By Divine Dube
In an interesting turn of events, Zimbabwe Electoral Commission (ZEC) Commissioner, Dr.Qhubani Moyo temporarily left the podium when some members of the audience attending ZEC’s presentation held in Bulawayo mockingly shouted “Zanu PF” as he was talking about their preparedness to handle 2018 polls.
After a few minutes, Moyo then resumed his address – which ironically, was being aired live on Skyz Metro FM, a local commercial radio station which he runs as its chief executive officer.
While the conference which was organized by the National Youth Development Trust at the Bulawayo City Hall was also addressed by various representatives of opposition political parties, the audience’s negative reaction towards the ZEC Commissioner speaks volumes of growing citizen mistrust on the electoral body.
But despite the repulsive behavior of the audience, Moyo was unwavering and boldly claimed that ZEC was now a reformed institution.
“What I know is that the institution I serve is reformed,” Moyo said as some members of the audience mumbled in disagreement.
“We must desist from measuring the performance of ZEC based on its past; let us instead look at its current performance which in my opinion is positive.”
He continued: “Some of us (Commissioners) were elected in public – through open interviews. Is this not being transparent?”
“The mere fact that ZEC commissioners were not imposed is a positivity which we should use to gauge its independence.”
But despite Moyo’s attempt to present ZEC in good light, various political figures who spoke on behalf of their political parties roundly condemned the electoral body and accused it of several ills such as being partisan.
Kucaca Phulu of the People’s Democratic Party (PDP) said his party was not convinced that ZEC can deliver free and fair elections under its current form.
“Our problem as a country regards elections is not the Biometric Voting System. It is not.”
“Our problem rather is institutions such as ZEC which we believe are not capacitated to run elections.”
“As a party we strongly believe that at the moment we are not ready for elections and as such even if we participate in the 2018 polls, Zanu PF will simply romp to victory,” Phulu said.
MDC’s David Coltart also took a swipe at ZEC and accused it of failing to execute its Constitutional mandate.
He said there was no special reason why Zimbabweans in the diaspora were not voting when the country’s Constitution is clear that every Zimbabwean should vote regardless of where they are based.

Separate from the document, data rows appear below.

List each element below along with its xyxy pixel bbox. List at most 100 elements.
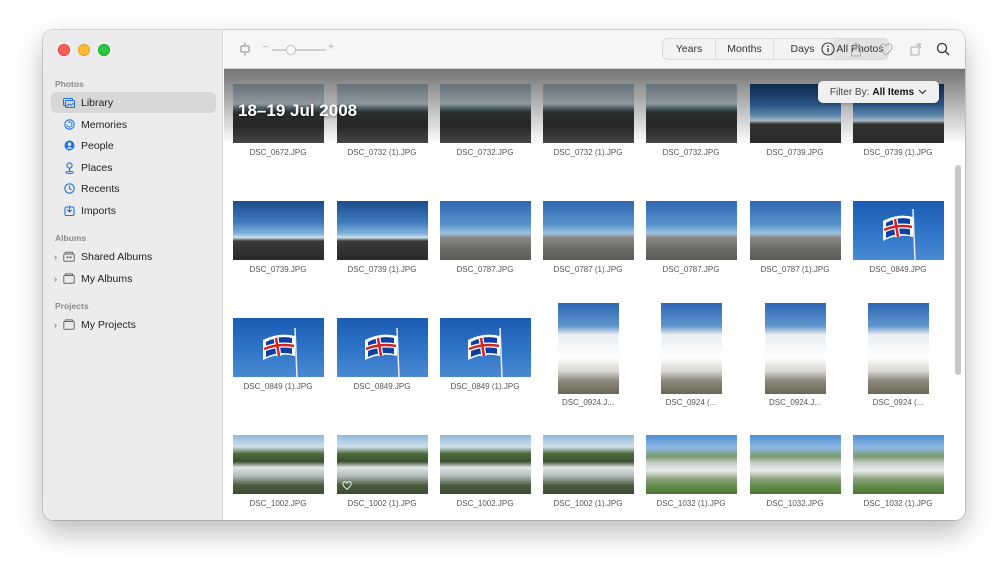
photo-thumbnail[interactable] bbox=[233, 318, 324, 377]
photo-caption: DSC_1002 (1).JPG bbox=[347, 499, 417, 508]
chevron-right-icon[interactable]: › bbox=[54, 274, 57, 284]
sidebar-item-label: Memories bbox=[81, 118, 128, 131]
sidebar-item-places[interactable]: Places bbox=[51, 157, 216, 178]
share-icon[interactable] bbox=[848, 41, 864, 57]
recents-icon bbox=[63, 183, 75, 195]
window-controls bbox=[58, 44, 110, 56]
photo-thumbnail[interactable] bbox=[440, 84, 531, 143]
sidebar-item-library[interactable]: Library bbox=[51, 92, 216, 113]
filter-by-button[interactable]: Filter By: All Items bbox=[818, 81, 939, 103]
search-icon[interactable] bbox=[935, 41, 951, 57]
minimize-button[interactable] bbox=[78, 44, 90, 56]
sidebar-item-recents[interactable]: Recents bbox=[51, 178, 216, 199]
sidebar-item-memories[interactable]: Memories bbox=[51, 114, 216, 135]
people-icon bbox=[63, 140, 75, 152]
photo-caption: DSC_0849 (1).JPG bbox=[450, 382, 520, 391]
photos-window: Photos Library Memories People Places Re… bbox=[43, 30, 965, 520]
section-photos-label: Photos bbox=[55, 79, 84, 89]
photo-thumbnail[interactable] bbox=[233, 201, 324, 260]
photo-thumbnail[interactable] bbox=[868, 303, 929, 394]
photo-caption: DSC_0739 (1).JPG bbox=[347, 265, 417, 274]
photo-caption: DSC_0732.JPG bbox=[456, 148, 514, 157]
sidebar: Photos Library Memories People Places Re… bbox=[43, 30, 223, 520]
sidebar-item-label: My Projects bbox=[81, 318, 136, 331]
zoom-slider-knob[interactable] bbox=[286, 45, 296, 55]
photo-caption: DSC_1032 (1).JPG bbox=[863, 499, 933, 508]
photo-thumbnail[interactable] bbox=[543, 84, 634, 143]
chevron-right-icon[interactable]: › bbox=[54, 320, 57, 330]
photo-caption: DSC_0849.JPG bbox=[869, 265, 927, 274]
sidebar-item-my-albums[interactable]: › My Albums bbox=[51, 268, 216, 289]
photo-thumbnail[interactable] bbox=[337, 201, 428, 260]
aspect-ratio-icon[interactable] bbox=[237, 41, 253, 57]
photo-thumbnail[interactable] bbox=[853, 435, 944, 494]
sidebar-item-my-projects[interactable]: › My Projects bbox=[51, 314, 216, 335]
filter-value: All Items bbox=[872, 86, 915, 98]
toolbar: − + Years Months Days All Photos bbox=[224, 30, 965, 69]
sidebar-item-label: Library bbox=[81, 96, 114, 109]
memories-icon bbox=[63, 119, 75, 131]
zoom-slider[interactable] bbox=[272, 45, 326, 55]
photo-caption: DSC_1032.JPG bbox=[766, 499, 824, 508]
tab-months[interactable]: Months bbox=[716, 39, 774, 59]
photo-caption: DSC_0732.JPG bbox=[662, 148, 720, 157]
zoom-plus-icon[interactable]: + bbox=[328, 42, 334, 53]
sidebar-item-people[interactable]: People bbox=[51, 135, 216, 156]
photo-caption: DSC_1002.JPG bbox=[456, 499, 514, 508]
photo-thumbnail[interactable] bbox=[543, 435, 634, 494]
places-icon bbox=[63, 161, 75, 174]
zoom-button[interactable] bbox=[98, 44, 110, 56]
photo-caption: DSC_0787 (1).JPG bbox=[760, 265, 830, 274]
sidebar-item-imports[interactable]: Imports bbox=[51, 200, 216, 221]
sidebar-item-label: Places bbox=[81, 161, 113, 174]
date-title: 18–19 Jul 2008 bbox=[238, 101, 358, 120]
photo-thumbnail[interactable] bbox=[440, 435, 531, 494]
info-icon[interactable] bbox=[820, 41, 836, 57]
sidebar-item-label: People bbox=[81, 139, 114, 152]
sidebar-item-label: Imports bbox=[81, 204, 117, 217]
photo-caption: DSC_1002.JPG bbox=[249, 499, 307, 508]
photo-caption: DSC_0739.JPG bbox=[249, 265, 307, 274]
imports-icon bbox=[63, 205, 75, 217]
vertical-scrollbar[interactable] bbox=[955, 165, 961, 375]
photo-thumbnail[interactable] bbox=[233, 435, 324, 494]
sidebar-item-label: My Albums bbox=[81, 272, 133, 285]
photo-thumbnail[interactable] bbox=[337, 435, 428, 494]
flag-image bbox=[883, 208, 916, 260]
chevron-down-icon bbox=[918, 89, 927, 95]
photo-thumbnail[interactable] bbox=[543, 201, 634, 260]
photo-thumbnail[interactable] bbox=[750, 435, 841, 494]
photo-thumbnail[interactable] bbox=[337, 318, 428, 377]
photo-thumbnail[interactable] bbox=[646, 201, 737, 260]
zoom-minus-icon[interactable]: − bbox=[262, 42, 268, 53]
sidebar-item-shared-albums[interactable]: › Shared Albums bbox=[51, 246, 216, 267]
photo-caption: DSC_0787 (1).JPG bbox=[553, 265, 623, 274]
photo-thumbnail[interactable] bbox=[646, 84, 737, 143]
photo-thumbnail[interactable] bbox=[558, 303, 619, 394]
chevron-right-icon[interactable]: › bbox=[54, 252, 57, 262]
photo-caption: DSC_0739 (1).JPG bbox=[863, 148, 933, 157]
folder-icon bbox=[63, 273, 75, 285]
library-icon bbox=[63, 97, 75, 109]
favorite-heart-icon[interactable] bbox=[878, 41, 894, 57]
photo-thumbnail[interactable] bbox=[853, 201, 944, 260]
flag-image bbox=[263, 327, 298, 377]
photo-caption: DSC_0732 (1).JPG bbox=[347, 148, 417, 157]
photo-caption: DSC_0924 (... bbox=[872, 398, 924, 407]
section-projects-label: Projects bbox=[55, 301, 89, 311]
photo-grid: 18–19 Jul 2008 Filter By: All Items DSC_… bbox=[224, 69, 965, 520]
rotate-icon[interactable] bbox=[908, 41, 924, 57]
tab-years[interactable]: Years bbox=[663, 39, 716, 59]
photo-thumbnail[interactable] bbox=[765, 303, 826, 394]
photo-thumbnail[interactable] bbox=[440, 318, 531, 377]
sidebar-item-label: Recents bbox=[81, 182, 120, 195]
close-button[interactable] bbox=[58, 44, 70, 56]
photo-thumbnail[interactable] bbox=[661, 303, 722, 394]
photo-thumbnail[interactable] bbox=[646, 435, 737, 494]
photo-caption: DSC_0732 (1).JPG bbox=[553, 148, 623, 157]
photo-caption: DSC_0739.JPG bbox=[766, 148, 824, 157]
section-albums-label: Albums bbox=[55, 233, 87, 243]
photo-thumbnail[interactable] bbox=[440, 201, 531, 260]
photo-thumbnail[interactable] bbox=[750, 201, 841, 260]
photo-caption: DSC_1002 (1).JPG bbox=[553, 499, 623, 508]
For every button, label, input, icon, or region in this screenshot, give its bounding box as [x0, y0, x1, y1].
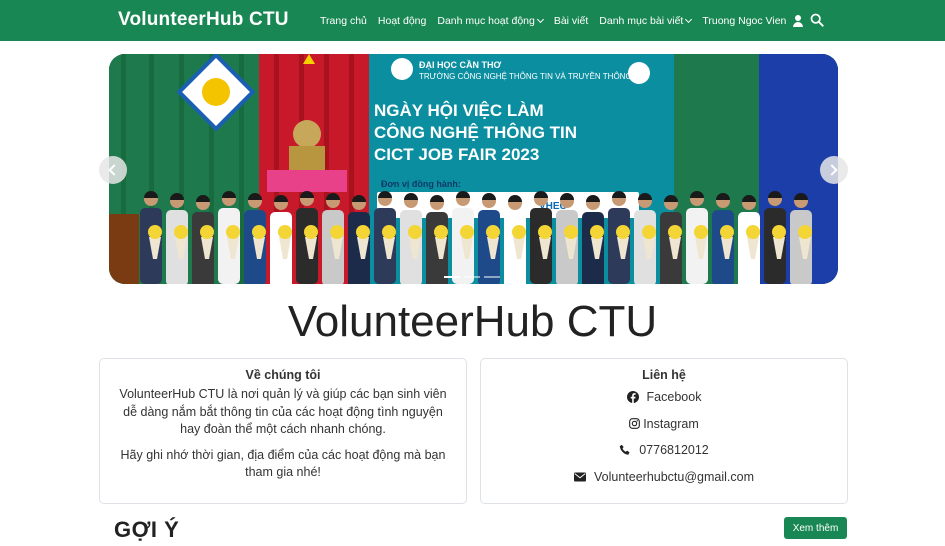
hero-carousel: ĐẠI HỌC CẦN THƠ TRƯỜNG CÔNG NGHỆ THÔNG T… [109, 54, 838, 284]
contact-title: Liên hệ [642, 368, 686, 382]
email-label: Volunteerhubctu@gmail.com [594, 469, 754, 484]
about-card: Về chúng tôi VolunteerHub CTU là nơi quả… [99, 358, 467, 504]
carousel-indicator[interactable] [484, 276, 500, 278]
slide-line1: NGÀY HỘI VIỆC LÀM [374, 101, 544, 120]
slide-decoration [408, 225, 422, 239]
chevron-right-icon [826, 164, 838, 176]
slide-university: ĐẠI HỌC CẦN THƠ [419, 60, 501, 70]
nav-activities[interactable]: Hoạt động [378, 15, 426, 27]
contact-instagram[interactable]: Instagram [481, 411, 847, 438]
slide-decoration [746, 225, 760, 239]
user-menu[interactable]: Truong Ngoc Vien [702, 14, 804, 27]
nav-post-categories-label: Danh mục bài viết [599, 14, 684, 27]
contact-email[interactable]: Volunteerhubctu@gmail.com [481, 464, 847, 491]
navbar: VolunteerHub CTU Trang chủ Hoạt động Dan… [0, 0, 945, 41]
user-name: Truong Ngoc Vien [702, 14, 787, 27]
slide-decoration [356, 225, 370, 239]
phone-label: 0776812012 [639, 443, 709, 458]
instagram-icon [629, 418, 641, 430]
page-title: VolunteerHub CTU [287, 297, 658, 346]
carousel-indicator[interactable] [464, 276, 480, 278]
slide-decoration [538, 225, 552, 239]
nav-posts[interactable]: Bài viết [554, 15, 588, 27]
facebook-icon [626, 391, 639, 404]
nav-activity-categories[interactable]: Danh mục hoạt động [437, 14, 544, 27]
carousel-prev-button[interactable] [99, 156, 127, 184]
search-icon[interactable] [810, 13, 824, 27]
slide-school: TRƯỜNG CÔNG NGHỆ THÔNG TIN VÀ TRUYỀN THÔ… [419, 71, 632, 81]
nav-post-categories[interactable]: Danh mục bài viết [599, 14, 693, 27]
slide-decoration [434, 225, 448, 239]
slide-decoration [590, 225, 604, 239]
carousel-indicators [444, 276, 504, 278]
slide-decoration [330, 225, 344, 239]
about-paragraph-2: Hãy ghi nhớ thời gian, địa điểm của các … [120, 447, 446, 480]
slide-decoration [226, 225, 240, 239]
contact-facebook[interactable]: Facebook [481, 384, 847, 411]
see-more-button[interactable]: Xem thêm [784, 517, 847, 539]
phone-icon [619, 445, 630, 455]
slide-decoration [278, 225, 292, 239]
slide-decoration [460, 225, 474, 239]
carousel-indicator[interactable] [444, 276, 460, 278]
envelope-icon [574, 472, 586, 482]
facebook-label: Facebook [646, 390, 702, 405]
nav-activity-categories-label: Danh mục hoạt động [437, 14, 535, 27]
slide-decoration [798, 225, 812, 239]
slide-line2: CÔNG NGHỆ THÔNG TIN [374, 123, 577, 142]
nav-home[interactable]: Trang chủ [320, 15, 367, 27]
slide-decoration [772, 225, 786, 239]
slide-line3: CICT JOB FAIR 2023 [374, 145, 539, 164]
chevron-left-icon [108, 164, 120, 176]
slide-decoration [668, 225, 682, 239]
slide-decoration [252, 225, 266, 239]
contact-card: Liên hệ Facebook Instagram 0776812012 Vo… [480, 358, 848, 504]
chevron-down-icon [536, 15, 544, 23]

“ZEC should allow every Zimbabwean to vote without any excuse as provided for by our Constitution.”
“This includes diaspora Zimbabweans and homeless people,” Coltart advised.
Moses Mzila, the interim leader of Alliance for National Salvation (ANSA) said his party believed that 2018 elections would be rigged more than any of the country’s elections since 1980.
“To think that biometric voting will aid opposition parties to defeat Zanu PF is an illusion,” Mzila charged.
“As long as ZEC continues to be partisan; as long as Zanu PF has a hand in the process of setting up this technology, then we must forget about free and fair elections in 2018,” he warned.
But Moyo argued that ZEC was ready to deliver free and fair elections, saying even voter registration which political parties fear would be delayed will be done on time.
“We will announce the roadmap as soon as the BVR tendering process is finalized and registration of voters done on time,” Moyo said.
“As ZEC we want to assure you that we will deliver one of the best elections in the world come 2018; so you must have trust in us.”
In the past critics and opposition parties have cried foul citing rigging by the ruling Zanu PF using institutions such as ZEC.
Meanwhile, a collective of opposition political parties under the National Electoral Reforms Agenda, better known as NERA, have been pushing for electoral reforms they believe will level the playing field in the forthcoming elections.